In his book “Second Nature,” Michael Pollan describes his own garden as “actually two, one more or less imaginary, the other insistently real. The first is the garden of books and memories, that dreamed-of outdoor utopia. … The second garden is an actual place. … Much separates these two gardens, though every year I bring them a little more closely into alignment.”

My beautiful, magical, well-behaved, bug free, gorgeously edible, imaginary garden (with NO mosquitos) is not what happened this year. Despite watering and weeding and careful if clumsy cultivation, some of my seeds just never came up. Rather than failures, I’m calling these endeavors educational, because at the same time, a few of my plant selections, some with fantastic flowers and fruits, have taken over!

As in the garden, also in life. Nature, wild or cultivated, is often an apt metaphor if one takes the time to consider it as such, and as the summer wore on, this seemed especially true.

Again, let me explain. Several years ago, I embarked on a path through graduate school, but let’s call it life for generality’s sake. I did my homework, completed applications, talked to professors, students and mentors and became increasingly excited about returning to the academe for a professionally transformative experience, all the while cultivating in my mind the shape of my future.

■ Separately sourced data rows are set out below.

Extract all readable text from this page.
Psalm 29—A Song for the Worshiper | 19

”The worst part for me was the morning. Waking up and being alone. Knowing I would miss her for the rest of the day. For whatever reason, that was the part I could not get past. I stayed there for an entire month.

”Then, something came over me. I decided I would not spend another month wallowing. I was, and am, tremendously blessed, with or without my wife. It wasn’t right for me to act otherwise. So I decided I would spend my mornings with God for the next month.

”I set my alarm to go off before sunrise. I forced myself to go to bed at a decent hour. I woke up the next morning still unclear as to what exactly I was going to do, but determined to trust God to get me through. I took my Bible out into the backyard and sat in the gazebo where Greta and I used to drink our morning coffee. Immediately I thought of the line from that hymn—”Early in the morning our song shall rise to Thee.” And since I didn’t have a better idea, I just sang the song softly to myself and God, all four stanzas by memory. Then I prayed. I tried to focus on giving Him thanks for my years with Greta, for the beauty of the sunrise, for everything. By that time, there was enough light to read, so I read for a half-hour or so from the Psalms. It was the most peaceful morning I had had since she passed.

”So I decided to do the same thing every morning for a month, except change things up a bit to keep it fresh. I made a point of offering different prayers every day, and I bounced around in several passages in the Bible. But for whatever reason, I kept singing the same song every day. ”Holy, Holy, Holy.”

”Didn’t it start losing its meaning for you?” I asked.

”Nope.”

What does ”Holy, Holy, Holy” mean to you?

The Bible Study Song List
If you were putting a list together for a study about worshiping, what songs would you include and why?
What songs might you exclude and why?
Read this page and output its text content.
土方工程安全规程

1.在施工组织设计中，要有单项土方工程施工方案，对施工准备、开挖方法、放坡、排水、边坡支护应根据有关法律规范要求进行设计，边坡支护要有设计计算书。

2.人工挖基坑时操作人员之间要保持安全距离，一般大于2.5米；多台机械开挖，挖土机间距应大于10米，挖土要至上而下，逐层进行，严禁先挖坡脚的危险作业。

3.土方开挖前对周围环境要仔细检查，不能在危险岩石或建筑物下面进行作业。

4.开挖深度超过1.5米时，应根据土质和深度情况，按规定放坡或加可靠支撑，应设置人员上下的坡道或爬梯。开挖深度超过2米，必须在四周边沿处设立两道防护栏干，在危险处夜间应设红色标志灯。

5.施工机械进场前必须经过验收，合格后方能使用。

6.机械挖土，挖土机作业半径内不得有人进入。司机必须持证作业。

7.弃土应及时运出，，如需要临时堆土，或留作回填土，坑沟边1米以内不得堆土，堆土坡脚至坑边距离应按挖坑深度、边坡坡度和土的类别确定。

When I got here, to Duke, I embraced my new environment, explored subjects I wanted to learn more about and got involved in ways I had never been involved before. I was, if you will, planting seeds of possibility. Some of those seeds have germinated and flourished, both in my mind and my work. Others have underperformed my expectations. Of the underachievers, I can speculate on the cause: too much sun, not enough, an intolerable pH balance … but regardless of the reason, what’s important is that I recognized the time to record the results, and iterate toward the future. Each new year, a new opportunity to plant anew.

Completely tearing up the roots of last year’s plantings that didn’t quite work is a near impossible task in the garden and in life. I got most of the root ball of that awful hedge out of the ground but only after much sweating and hacking. And after filling in the crater it left, I’m certain that shrub has left a deeper history in that spot than I will ever fully appreciate.

The same is true in life, although at times it seems easier to collect the blooms, or in my case a masters degree, create a meal, and till the stalks and roots back into the soil to nourish the next endeavor. Memory serving as the soil, a foundation made richer by experience.

It’s safe to say that both of my gardens, vegetative and professional, are still very much a work in progress. However, even though it will certainly take two years before the asparagus is ready for its first real harvest, I already feel confident I’m moving closer into alignment with that future self I hold in my mind.

Lix Bloomhardt is a fifth-year graduate student in mechanical engineering.